Теперь в этом уединенном уголке очутилось и сердце, готовое любить. Осталось лишь появиться любви; для нее здесь был храм из зелени, трав, мха, птичьих стонов, мягких сумерек, колеблющихся ветвей, и была душа, созданная из нежности, веры, чистоты, надежды, порывов и иллюзий.
Козетта вышла из монастыря почти ребенком; ей едва исполнилось четырнадцать лет, и она вступила в «неблагодарный возраст»; как мы уже упоминали, если не говорить о глазах, она выглядела скорее дурнушкой, чем красивой; в ней не было, впрочем, ничего неприятного, но она казалась нескладной и худой, робкой и смелой одновременно, – словом, это был подросток.
Ее воспитание считалось законченным, то есть ей преподали закон божий и в особенности благочестие; затем «историю», то есть то, что под этим названием подразумевают в монастыре, географию, грамматику, спряжения, имена французских королей, немного музыки, научили рисовать профили и т. д., но, в общем, она не знала ничего, а в этом таится и очарование, и опасность. Душу молодой девушки не следует оставлять в потемках, – впоследствии в ней возникают миражи, слишком резкие, слишком яркие, как в темной комнате. Рассеять в ней тьму должно мягко и исподволь, скорее отблеском действительности, нежели ее прямым и жестким лучом. Этот полусвет, полезный и привлекательно строгий, разгоняет ребяческие страхи и препятствует падениям. Только материнский инстинкт – это изумительное прирожденное чувство, с которым слиты девические воспоминания и женская опытность, – знает, как, каким образом должно создавать такой полусвет. Ничто не может заменить этот инстинкт.
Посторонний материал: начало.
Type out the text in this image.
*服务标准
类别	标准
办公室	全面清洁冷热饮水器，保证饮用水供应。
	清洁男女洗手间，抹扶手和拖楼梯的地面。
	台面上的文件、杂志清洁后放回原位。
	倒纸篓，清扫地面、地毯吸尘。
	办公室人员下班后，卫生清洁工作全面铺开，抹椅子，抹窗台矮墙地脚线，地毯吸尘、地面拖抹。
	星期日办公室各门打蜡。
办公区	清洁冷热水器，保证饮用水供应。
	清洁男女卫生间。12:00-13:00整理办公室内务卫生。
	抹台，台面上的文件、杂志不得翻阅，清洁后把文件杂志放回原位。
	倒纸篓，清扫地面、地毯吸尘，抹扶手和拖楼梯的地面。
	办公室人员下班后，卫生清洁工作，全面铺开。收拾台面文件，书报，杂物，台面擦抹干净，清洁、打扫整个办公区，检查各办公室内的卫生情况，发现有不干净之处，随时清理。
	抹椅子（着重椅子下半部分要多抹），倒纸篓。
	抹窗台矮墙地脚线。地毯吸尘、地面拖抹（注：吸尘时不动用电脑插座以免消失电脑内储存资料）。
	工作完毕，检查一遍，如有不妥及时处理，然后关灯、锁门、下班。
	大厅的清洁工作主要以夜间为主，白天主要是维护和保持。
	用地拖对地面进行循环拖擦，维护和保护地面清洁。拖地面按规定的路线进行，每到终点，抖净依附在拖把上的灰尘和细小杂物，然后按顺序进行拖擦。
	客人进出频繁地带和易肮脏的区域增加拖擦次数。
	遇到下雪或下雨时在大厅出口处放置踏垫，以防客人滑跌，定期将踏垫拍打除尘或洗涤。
Когда дело идет о воспитании души молодой девушки, все монахини на свете не стоят одной матери.
У Козетты не было матери. Были только матери-монахини, всего лишь множественное число от слова «мать».
Что же касается Жана Вальжана, то, хотя в нем воплощались все нежные отцовские чувства и заботливость, он был не более как старик, ничего в этом не понимавший.
Действительно, в подвиге воспитания, в этом важном деле подготовки женщины к жизни, сколько нужно знаний, чтобы бороться с тем великим неведением, которое именуется невинностью!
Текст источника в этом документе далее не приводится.